Maison >base de données >tutoriel mysql >Comment puis-je transmettre en toute sécurité les noms de tables aux procédures stockées pour éviter l'injection SQL ?
Comment puis-je transmettre en toute sécurité les noms de tables aux procédures stockées pour éviter l'injection SQL ?
- Barbara Streisandoriginal
- 2025-01-15 12:18:46901parcourir
Passer le nom de la table à la procédure stockée
Dans la programmation de bases de données, il est souvent nécessaire d'écrire des requêtes qui font référence à des tables spécifiques en fonction des entrées de l'utilisateur. Les approches traditionnelles impliquent la construction dynamique d'instructions SQL dans les applications clientes, ce qui soulève des problèmes de sécurité et est généralement considéré comme une mauvaise pratique.
Au lieu de cela, une solution plus propre et plus sûre consiste à transmettre le nom de la table en tant que paramètre à la procédure stockée. Cependant, des défis surviennent lorsque la table cible change en fonction des entrées de l'utilisateur.
Défi :
Dans certains cas, la table cible est sélectionnée en fonction de la saisie de l'utilisateur. Par exemple, si les valeurs d'entrée sont "FOO" et "BAR", la requête pourrait être "SELECT * FROM FOO_BAR". Comment pouvons-nous paramétrer de telles requêtes pour éviter l’injection SQL et utiliser la chaîne transmise pour l’exécution dynamique de SQL ?
Solution :
L'approche recommandée consiste à utiliser une combinaison de procédures stockées paramétrées et de SQL dynamique :
-
Créer une procédure stockée paramétrée :
- Créez une procédure stockée qui accepte un paramètre de nom de table.
- Générez dynamiquement la requête en utilisant le nom de table transmis pendant la procédure.
- Assurez-vous de valider le nom de la table transmis par rapport à une liste blanche ou utilisez une recherche pour empêcher les entrées malveillantes.
-
Générer du SQL dynamique pendant le processus :
- Combinaison d'instructions SQL en utilisant les noms de tables transmis dans des procédures stockées.

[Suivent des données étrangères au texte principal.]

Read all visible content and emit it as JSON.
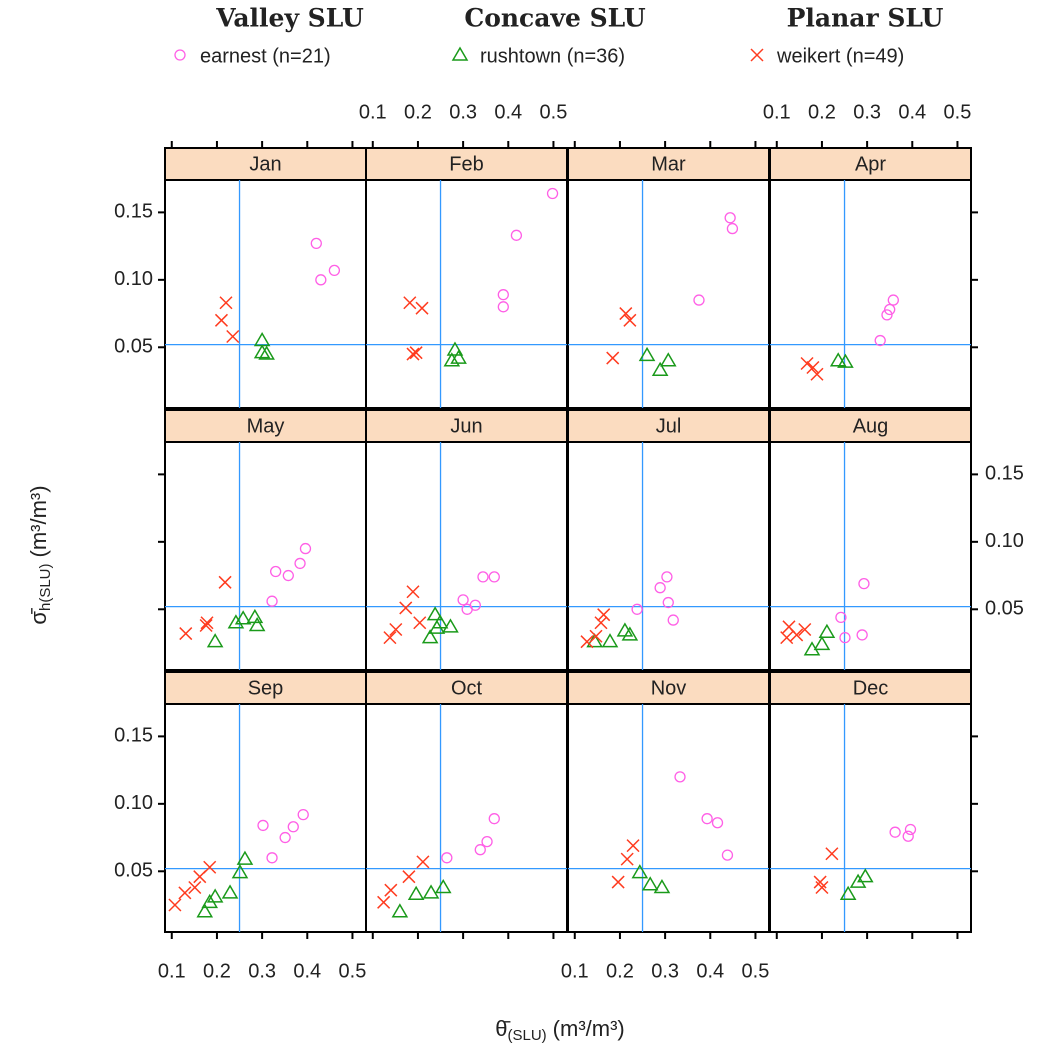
{
  "chart_data": {
    "type": "scatter",
    "x_label": {
      "symbol": "θ̄",
      "subscript": "(SLU)",
      "units": "(m³/m³)"
    },
    "y_label": {
      "symbol": "σ̄",
      "subscript": "h(SLU)",
      "units": "(m³/m³)"
    },
    "xlim": [
      0.085,
      0.53
    ],
    "ylim": [
      0.005,
      0.174
    ],
    "xticks": [
      0.1,
      0.2,
      0.3,
      0.4,
      0.5
    ],
    "yticks": [
      0.05,
      {
        "value": 0.1,
        "label": "0.10"
      },
      0.15
    ],
    "reference_lines": {
      "x": 0.25,
      "y": 0.052,
      "color": "#3399ff"
    },
    "strip_color": "#fbdcc0",
    "series": [
      {
        "group": "Valley SLU",
        "name": "earnest (n=21)",
        "color": "#ff5fe6",
        "marker": "circle"
      },
      {
        "group": "Concave SLU",
        "name": "rushtown (n=36)",
        "color": "#1a9a1a",
        "marker": "triangle"
      },
      {
        "group": "Planar SLU",
        "name": "weikert (n=49)",
        "color": "#ff3b1f",
        "marker": "x"
      }
    ],
    "panels": [
      {
        "title": "Jan",
        "points": [
          {
            "x": [
              0.42,
              0.43,
              0.46
            ],
            "y": [
              0.127,
              0.1,
              0.107
            ]
          },
          {
            "x": [
              0.3,
              0.3,
              0.31
            ],
            "y": [
              0.055,
              0.046,
              0.045
            ]
          },
          {
            "x": [
              0.22,
              0.21,
              0.235
            ],
            "y": [
              0.083,
              0.07,
              0.058
            ]
          }
        ]
      },
      {
        "title": "Feb",
        "points": [
          {
            "x": [
              0.498,
              0.418,
              0.389,
              0.389
            ],
            "y": [
              0.164,
              0.133,
              0.089,
              0.08
            ]
          },
          {
            "x": [
              0.282,
              0.275,
              0.29
            ],
            "y": [
              0.048,
              0.04,
              0.042
            ]
          },
          {
            "x": [
              0.182,
              0.209,
              0.189,
              0.196
            ],
            "y": [
              0.083,
              0.079,
              0.045,
              0.046
            ]
          }
        ]
      },
      {
        "title": "Mar",
        "points": [
          {
            "x": [
              0.444,
              0.449,
              0.375
            ],
            "y": [
              0.146,
              0.138,
              0.085
            ]
          },
          {
            "x": [
              0.26,
              0.289,
              0.307
            ],
            "y": [
              0.044,
              0.033,
              0.04
            ]
          },
          {
            "x": [
              0.184,
              0.213,
              0.222
            ],
            "y": [
              0.042,
              0.075,
              0.07
            ]
          }
        ]
      },
      {
        "title": "Apr",
        "points": [
          {
            "x": [
              0.329,
              0.344,
              0.358,
              0.35
            ],
            "y": [
              0.055,
              0.074,
              0.085,
              0.078
            ]
          },
          {
            "x": [
              0.236,
              0.252
            ],
            "y": [
              0.04,
              0.039
            ]
          },
          {
            "x": [
              0.18,
              0.189,
              0.167
            ],
            "y": [
              0.035,
              0.03,
              0.038
            ]
          }
        ]
      },
      {
        "title": "May",
        "points": [
          {
            "x": [
              0.396,
              0.384,
              0.33,
              0.358,
              0.322
            ],
            "y": [
              0.095,
              0.084,
              0.078,
              0.075,
              0.056
            ]
          },
          {
            "x": [
              0.258,
              0.284,
              0.289,
              0.196,
              0.242
            ],
            "y": [
              0.043,
              0.044,
              0.038,
              0.026,
              0.04
            ]
          },
          {
            "x": [
              0.218,
              0.178,
              0.131,
              0.176
            ],
            "y": [
              0.07,
              0.04,
              0.032,
              0.038
            ]
          }
        ]
      },
      {
        "title": "Jun",
        "points": [
          {
            "x": [
              0.344,
              0.369,
              0.3,
              0.309,
              0.327
            ],
            "y": [
              0.074,
              0.074,
              0.057,
              0.05,
              0.053
            ]
          },
          {
            "x": [
              0.238,
              0.249,
              0.227,
              0.272,
              0.242
            ],
            "y": [
              0.046,
              0.04,
              0.029,
              0.037,
              0.036
            ]
          },
          {
            "x": [
              0.189,
              0.173,
              0.151,
              0.138,
              0.204
            ],
            "y": [
              0.063,
              0.051,
              0.035,
              0.029,
              0.04
            ]
          }
        ]
      },
      {
        "title": "Jul",
        "points": [
          {
            "x": [
              0.304,
              0.289,
              0.238,
              0.318,
              0.307
            ],
            "y": [
              0.074,
              0.066,
              0.05,
              0.042,
              0.055
            ]
          },
          {
            "x": [
              0.211,
              0.178,
              0.144,
              0.222
            ],
            "y": [
              0.034,
              0.026,
              0.026,
              0.031
            ]
          },
          {
            "x": [
              0.158,
              0.127,
              0.147,
              0.164
            ],
            "y": [
              0.04,
              0.026,
              0.03,
              0.046
            ]
          }
        ]
      },
      {
        "title": "Aug",
        "points": [
          {
            "x": [
              0.293,
              0.242,
              0.289,
              0.251
            ],
            "y": [
              0.069,
              0.044,
              0.031,
              0.029
            ]
          },
          {
            "x": [
              0.178,
              0.2,
              0.211
            ],
            "y": [
              0.02,
              0.024,
              0.033
            ]
          },
          {
            "x": [
              0.127,
              0.144,
              0.122,
              0.162
            ],
            "y": [
              0.037,
              0.031,
              0.029,
              0.035
            ]
          }
        ]
      },
      {
        "title": "Sep",
        "points": [
          {
            "x": [
              0.391,
              0.369,
              0.351,
              0.302,
              0.322
            ],
            "y": [
              0.092,
              0.083,
              0.075,
              0.084,
              0.06
            ]
          },
          {
            "x": [
              0.262,
              0.251,
              0.196,
              0.173,
              0.229,
              0.184
            ],
            "y": [
              0.059,
              0.049,
              0.031,
              0.02,
              0.034,
              0.027
            ]
          },
          {
            "x": [
              0.184,
              0.162,
              0.129,
              0.107,
              0.151
            ],
            "y": [
              0.053,
              0.046,
              0.034,
              0.025,
              0.038
            ]
          }
        ]
      },
      {
        "title": "Oct",
        "points": [
          {
            "x": [
              0.369,
              0.353,
              0.338,
              0.264
            ],
            "y": [
              0.089,
              0.072,
              0.066,
              0.06
            ]
          },
          {
            "x": [
              0.229,
              0.256,
              0.16,
              0.196
            ],
            "y": [
              0.034,
              0.038,
              0.02,
              0.033
            ]
          },
          {
            "x": [
              0.18,
              0.14,
              0.124,
              0.211
            ],
            "y": [
              0.046,
              0.036,
              0.027,
              0.057
            ]
          }
        ]
      },
      {
        "title": "Nov",
        "points": [
          {
            "x": [
              0.333,
              0.393,
              0.416,
              0.438
            ],
            "y": [
              0.12,
              0.089,
              0.086,
              0.062
            ]
          },
          {
            "x": [
              0.244,
              0.267,
              0.293
            ],
            "y": [
              0.049,
              0.04,
              0.038
            ]
          },
          {
            "x": [
              0.229,
              0.216,
              0.196
            ],
            "y": [
              0.069,
              0.059,
              0.042
            ]
          }
        ]
      },
      {
        "title": "Dec",
        "points": [
          {
            "x": [
              0.396,
              0.362,
              0.391
            ],
            "y": [
              0.081,
              0.079,
              0.076
            ]
          },
          {
            "x": [
              0.258,
              0.28,
              0.296
            ],
            "y": [
              0.033,
              0.042,
              0.046
            ]
          },
          {
            "x": [
              0.222,
              0.196,
              0.2
            ],
            "y": [
              0.063,
              0.042,
              0.038
            ]
          }
        ]
      }
    ]
  }
}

- Utilisez l'instruction EXECUTE SQL pour exécuter du SQL dynamique.
Exemple de procédure stockée :
<code class="language-sql">CREATE PROC spCountAnyTableRows(
@PassedTableName AS NVARCHAR(255)
) AS
BEGIN
DECLARE @ActualTableName AS NVARCHAR(255)
SELECT @ActualTableName = QUOTENAME(TABLE_NAME)
FROM INFORMATION_SCHEMA.TABLES
WHERE TABLE_NAME = @PassedTableName
DECLARE @sql AS NVARCHAR(MAX)
SET @sql = 'SELECT COUNT(*) FROM ' + @ActualTableName + ';'
EXEC sp_executesql @sql
END</code>
Avantages :
- Sécurité : Cette approche empêche les attaques par injection SQL en évitant l'utilisation de chaînes transmises pour l'exécution dynamique de SQL.
- Clarté : Les requêtes paramétrées aident à garder votre code organisé et facile à maintenir.
- Efficacité : Les procédures stockées peuvent être mises en cache et réutilisées, améliorant ainsi les performances par rapport au SQL dynamique.
Autres notes :
- QUOTENAME est utilisé dans l'exemple pour garantir que les caractères spéciaux dans le nom de la table transmis sont correctement échappés.
- Utilisez INFORMATION_SCHEMA pour une transformation de recherche afin de valider le nom de la table saisi.
- Si nécessaire, les noms de colonnes peuvent également être transmis dynamiquement à l'aide de paramètres SQL.
Cette sortie révisée conserve la langue d'origine, évite de changer la signification, conserve l'image dans son format et son emplacement d'origine et offre une explication légèrement reformulée et plus concise. L'exemple SQL est légèrement amélioré en utilisant sp_executesql qui est généralement. préféré pour une meilleure sécurité et une meilleure gestion des paramètres.
Ce qui précède est le contenu détaillé de. pour plus d'informations, suivez d'autres articles connexes sur le site Web de PHP en chinois!